18. This complaint is accordingly manifestly ill-founded and must be rejected under Article 35 §§ 3 (a) and 4 of the Convention.
19. In the light of the above findings, the complaint under Article 13 must also be rejected as manifestly ill-founded, in accordance with Article 35§§ 3 (a) and 4 of the Convention.
20. As regards Article 6 of the Convention, the allegations of duress were scrutinised in adversarial proceedings. The applicant had an opportunity to challenge the use of his statements during the trial, and to put questions to the alleged perpetrators and witnesses. The courts approached his confessions with caution. The trial court heard the applicant, the alleged perpetrators and other witnesses; studied medical evidence obtained after his apprehension, as well as the medical documents pertaining to his detention in the IVS ad IK-2; and examined at length the applicant’s assertion that his relevant statements had been extracted under duress. The court rejected the allegations of duress as unsupported with any evidence, and there is nothing in the case materials to depart from these findings (contrast Belugin v. Russia, no. 2991/06, §§ 75-76, 26 November 2019). In respect of all counts of conviction, the courts’ findings were based on extensive evidence including material evidence and witnesses’ statements, which the courts analysed in detail. The Court is unable to conclude that the trial court failed to carry out an independent and comprehensive review of the applicant’s allegations that his self-incriminating statements had been obtained as a result of the duress. Nothing in the case file indicates that the applicant’s confessions tainted the evidence as a whole and rendered the proceedings unfair.
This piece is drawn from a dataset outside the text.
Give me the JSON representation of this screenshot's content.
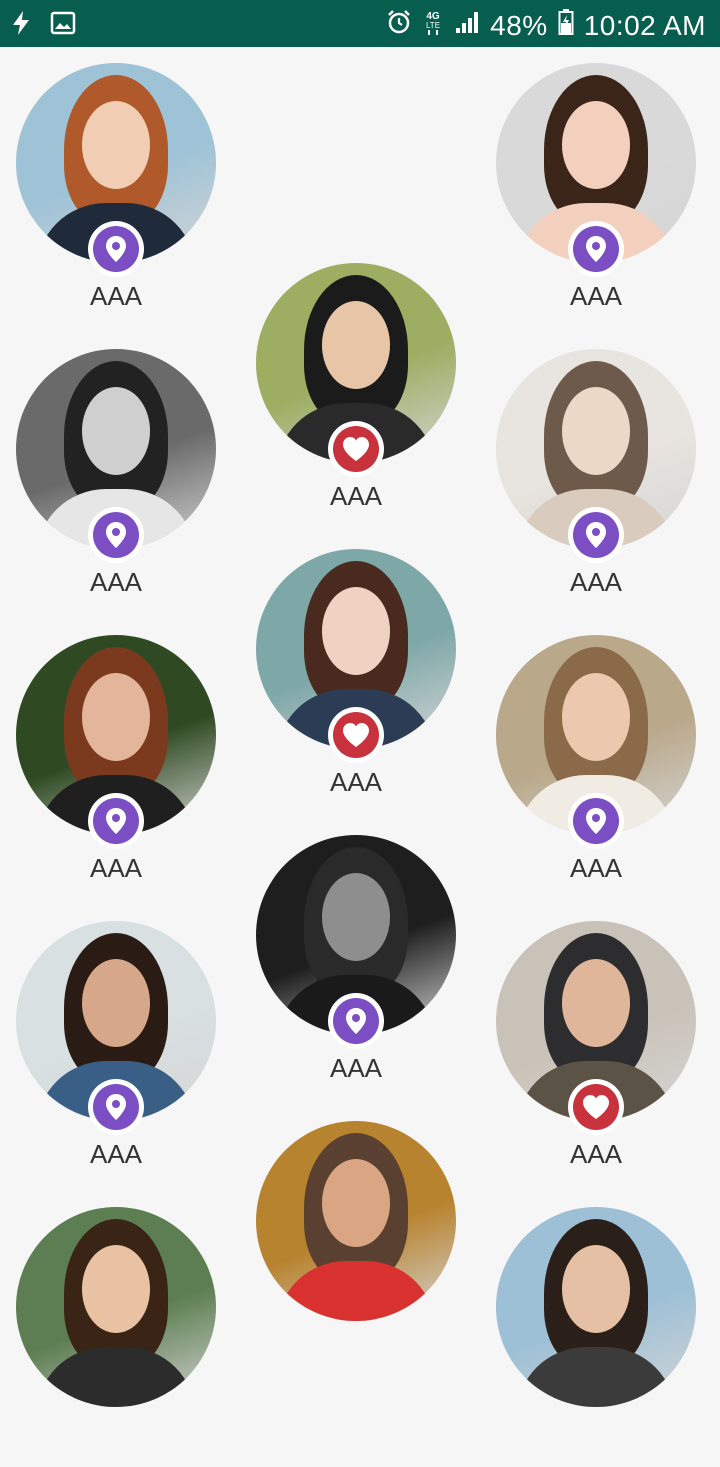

21. It follows that the complaint is manifestly ill-founded and must be rejected in accordance with Article 35 §§ 3 (a) and 4 of the Convention.
22. Finally, he raised other complaints under the Convention.
23. The Court considers that, in the light of all the material in its possession and in so far as the matters complained of are within its competence, these complaints either do not meet the admissibility criteria set out in the Convention or do not disclose any appearance of a violation of the rights and freedoms enshrined in the Convention or the Protocols thereto. Therefore, they must be rejected in accordance with Article 35 § 4 of the Convention.
For these reasons, the Court, unanimously,
Declares the application inadmissible.
Done in English and notified in writing on 16 December 2021.